I wake from a bad dream. Taking in my surroundings, I relax knowing that I'm only in bed. My clothes are damp from night sweats.
I check my closet for something dry. My head pounds from my alarming pulse.
After so many years of having the same dream, my body reacts as if it's the first time. I swish down some painkillers and check the time.
4:25.
I pull the covers over my head. My breathing becomes rhythmic, and my plush pillows are putting me under until I hear a groan. I listen intently for the noise to return, but after a few minutes of silence I doze off once again. And then it comes back.
I leave my warm carpeted room and enter the cold wooden hallway. My hands feel up the dark hall until I find where the sound's coming from. It leads me to Angie's room. I make sure that my grandmother's room light is off before I crack open the door.
I close it quietly and the mumbling becomes clearer. My eyes focus in the dark. Angie thrashes her head around on the bed.
I thought she was staying at a friend's house. She's been gone a lot this past week. I've had to lie about feeling sick to convince my grandma to let me stay home. We haven't talked since that night at the beach. Whenever she tried to, I made it clear that I wasn't interested.
I shake her shoulders and her eyes fling open. She pushes my chest hard, sending me on my back.
"Get off of me!" she yells.
Rug burns form on my palms. She sits up, breathing sharply for air.
Ang has bad dreams more often than I do, but we never talk about them. Not since we were little girls, anyway. I haven't had one in months, and as far as I know she hasn't had hers in a while either. But here we are, both unable to sleep. Unable to outrun our nightmares.
I don't always find her like this. Maybe five times total. First time she's ever pushed me though.
"Rose?" She lingers on me for a moment. Soon, tears splatter the blanket in heavy taps, like rain against a window.
I'm stunned when her face crumbles. I haven't seen her cry this hard since the funeral.
Our mothers passed away in a car wreck when I was five and she was six. We've been living with our grandma since. Their caskets still haunt me, but Ang was in the car the day it happened. You can't unsee that, even with years of therapy. The anniversary of their death is coming up, and it must be getting to her. When we were younger, she felt sad about her mom never seeing her milestones.

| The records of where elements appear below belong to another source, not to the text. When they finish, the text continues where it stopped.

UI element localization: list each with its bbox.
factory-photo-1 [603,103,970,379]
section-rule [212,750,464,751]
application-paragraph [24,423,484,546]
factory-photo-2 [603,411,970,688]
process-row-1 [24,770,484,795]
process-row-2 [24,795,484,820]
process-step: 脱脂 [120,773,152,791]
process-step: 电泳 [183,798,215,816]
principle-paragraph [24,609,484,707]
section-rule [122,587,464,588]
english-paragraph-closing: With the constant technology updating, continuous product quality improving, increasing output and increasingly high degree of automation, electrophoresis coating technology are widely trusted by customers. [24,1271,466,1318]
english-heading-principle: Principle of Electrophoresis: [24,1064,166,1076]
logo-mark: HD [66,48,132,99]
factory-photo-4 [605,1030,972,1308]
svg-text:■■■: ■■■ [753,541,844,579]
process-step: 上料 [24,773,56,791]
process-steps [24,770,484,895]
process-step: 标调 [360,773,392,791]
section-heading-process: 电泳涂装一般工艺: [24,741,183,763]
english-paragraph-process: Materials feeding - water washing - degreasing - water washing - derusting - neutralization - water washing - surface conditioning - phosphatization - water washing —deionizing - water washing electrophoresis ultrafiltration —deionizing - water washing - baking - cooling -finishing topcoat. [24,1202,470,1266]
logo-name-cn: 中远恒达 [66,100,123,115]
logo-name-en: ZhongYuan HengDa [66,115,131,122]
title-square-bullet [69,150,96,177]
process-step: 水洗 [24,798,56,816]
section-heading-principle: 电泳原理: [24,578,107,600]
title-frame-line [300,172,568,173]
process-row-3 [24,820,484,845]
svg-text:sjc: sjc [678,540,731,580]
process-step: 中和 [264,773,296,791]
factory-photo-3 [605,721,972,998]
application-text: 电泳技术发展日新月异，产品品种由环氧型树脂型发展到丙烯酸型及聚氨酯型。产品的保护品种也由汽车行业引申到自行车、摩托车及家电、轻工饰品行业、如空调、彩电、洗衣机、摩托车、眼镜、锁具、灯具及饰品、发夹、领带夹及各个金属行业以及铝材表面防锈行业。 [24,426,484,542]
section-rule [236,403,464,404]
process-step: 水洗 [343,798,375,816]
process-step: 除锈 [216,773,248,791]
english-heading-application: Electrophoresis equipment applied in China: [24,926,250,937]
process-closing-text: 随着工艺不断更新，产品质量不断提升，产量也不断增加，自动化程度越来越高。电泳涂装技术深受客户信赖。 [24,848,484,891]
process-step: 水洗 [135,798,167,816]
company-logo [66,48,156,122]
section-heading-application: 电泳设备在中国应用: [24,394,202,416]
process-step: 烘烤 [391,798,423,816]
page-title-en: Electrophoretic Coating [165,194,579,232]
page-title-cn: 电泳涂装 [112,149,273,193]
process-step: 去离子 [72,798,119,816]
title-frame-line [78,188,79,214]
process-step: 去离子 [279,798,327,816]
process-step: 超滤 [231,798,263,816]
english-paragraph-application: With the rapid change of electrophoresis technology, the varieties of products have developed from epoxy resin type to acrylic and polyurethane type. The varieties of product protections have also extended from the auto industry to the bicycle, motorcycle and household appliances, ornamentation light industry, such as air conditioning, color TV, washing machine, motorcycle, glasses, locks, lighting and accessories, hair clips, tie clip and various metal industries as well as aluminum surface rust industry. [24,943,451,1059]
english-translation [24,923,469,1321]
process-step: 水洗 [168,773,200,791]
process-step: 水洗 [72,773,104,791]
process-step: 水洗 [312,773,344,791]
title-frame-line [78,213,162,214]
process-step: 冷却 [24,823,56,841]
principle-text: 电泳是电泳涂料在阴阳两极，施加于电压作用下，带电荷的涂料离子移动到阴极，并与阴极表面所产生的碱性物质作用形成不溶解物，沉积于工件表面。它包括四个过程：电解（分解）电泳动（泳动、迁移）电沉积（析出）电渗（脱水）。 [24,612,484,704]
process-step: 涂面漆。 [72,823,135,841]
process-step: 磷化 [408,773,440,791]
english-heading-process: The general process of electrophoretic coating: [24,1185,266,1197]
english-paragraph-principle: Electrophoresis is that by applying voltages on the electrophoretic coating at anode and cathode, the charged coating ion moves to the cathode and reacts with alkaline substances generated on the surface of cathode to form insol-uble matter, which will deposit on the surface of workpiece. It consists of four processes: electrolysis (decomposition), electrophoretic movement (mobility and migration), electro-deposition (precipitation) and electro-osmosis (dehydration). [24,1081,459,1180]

Though the same is true for me, it doesn't get to me as much as it does her.
Feelings aside, she needs me right now. I get up and climb in beside her. She's wailing into her hands, sitting crisscross. I wrap my arms around her tightly. She leans into my lap slowly, and then punches the bed. It startles me, but I stay calm and let her have her outburst. I hum to nothing in particular and play in her hair, twisting a long curl around my fingers. Her shoulders rise and fall with every quick breath.
"She won't ever..." She doesn't finish it.
"I'm sorry. I miss them too, but we still have each other and grandma."
When her cries persist I hush her, afraid she'll wake our grandmother. This seems to go on for twenty minutes, maybe. It's a cycle. She calms down, and then suddenly throws a pillow or punches the bed like before.
Just when I think it's going to last all night, she snores. I lift her head from my lap and replace my presence with a pillow. The bed squeaks when I move, but her snoring only continues. I return to the comfort of my own room as quietly as possible. In my bathroom I wash away tears.
My eyes are bloodshot from crying and exhaustion. I rub my cheeks mindlessly. A few months ago, I broke out and for some odd reason my acne has to be symmetrical. My confidence was low until my face cleared up and the scars faded to the point of everyone just assuming them to be freckles. Now, I receive compliments for them. Even Angie calls them freckles, but I know that she actually thinks that they've always been there.
I laugh so hard the small gap between my two front teeth show.
I'm comforting her, being her shoulder to cry on, and yet she pays so little attention to me that she actually thinks I have freckles! I run my fingers over them once more.
Am I pathetic? Why do I care so much? Yes, we were close before, but that was then and this is now. We aren't little girls anymore. No more pigging out over pizza and sharing each other's secrets. Now we skip most dinners together, and the only secrets I ever hear are rumors about her around school. But I can't help but see the path she's heading down, and feel obligated to pull her from the edge.
Would she do it for you?
I don't know.
Then don't do it for her.
If only it were that simple.
I flick off the light, and get into bed. I think about skipping the dramatics like Ben said, and it makes me feel weightless. Free, even. Like the clouds. I hold onto it until the morning. That's when all of my dreams end.